Saat itu, Paman dan Bibinya mengatakan akan berusaha untuk memiliki momongan. Sayangnya usaha demi usaha yang telah dilakukan tiada membuahkan hasil. Ia juga dengar, Bibinya bahkan sering mendapatkan cacian dari keluarga laki-laki karena tak mampu memberikan momongan.
Apakah salah jika dalam sebuah keluarga tidak memiliki momongan? Dan mengapa selalu perempuan yang acapkali disalahkan perihal seperti itu? Bukankah tidak adil jika hanya perempuan yang sering disalahkan, padahal dalam sebuah hubungan ada perempuan dan laki-laki. Benak Galuh menjadi berombak bak lautan penuh badai kala mengingat masa kelam yang ia dengar dari nenek angkatnya beberapa tahun silam itu.

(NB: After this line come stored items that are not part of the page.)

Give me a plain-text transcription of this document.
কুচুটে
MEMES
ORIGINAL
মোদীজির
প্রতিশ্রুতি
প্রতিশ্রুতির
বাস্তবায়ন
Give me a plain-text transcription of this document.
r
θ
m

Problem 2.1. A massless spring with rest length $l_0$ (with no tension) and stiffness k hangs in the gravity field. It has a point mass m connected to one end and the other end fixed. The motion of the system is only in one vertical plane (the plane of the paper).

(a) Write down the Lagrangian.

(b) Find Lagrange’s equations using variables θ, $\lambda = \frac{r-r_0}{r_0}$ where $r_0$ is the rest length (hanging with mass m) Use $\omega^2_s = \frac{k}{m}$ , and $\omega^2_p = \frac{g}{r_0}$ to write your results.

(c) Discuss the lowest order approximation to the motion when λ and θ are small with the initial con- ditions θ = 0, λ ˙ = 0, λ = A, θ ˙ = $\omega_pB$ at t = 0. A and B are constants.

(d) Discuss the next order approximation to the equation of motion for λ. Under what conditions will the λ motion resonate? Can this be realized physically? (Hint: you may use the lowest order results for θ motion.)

“Bibi harap kamu betah di sini, Luh. Paman dan Bibi akan selalu melindungi kamu dan akan membantu kamu sampai kamu pulih.” Perempuan paruh baya itu kembali berucap usai melepaskan dekapannya menghentikan ingatan Galuh. Satu usapan pun diberikan pada pipi sawo matang Galuh.
“Semoga, Bi.” Sekali lagi senyum manis terkembang di bibir Galuh. Netranya yang tajam itu kian teduh dan perasaan hangat menjalar di dadanya. Ia sebatang kara, ia ditinggalkan, atau bahkan ia adalah anak yang tidak diharapkan. Namun keberadaan nenek, bibi, dan paman angkatnya adalah anugerah baginya. Keberadaan mereka seolah menjadi terang surya dalam jalanan berkabut juga temaram dalam kehidupan Galuh. Galuh tak pernah tahu bagaimana hidupnya tanpa keberadaan mereka.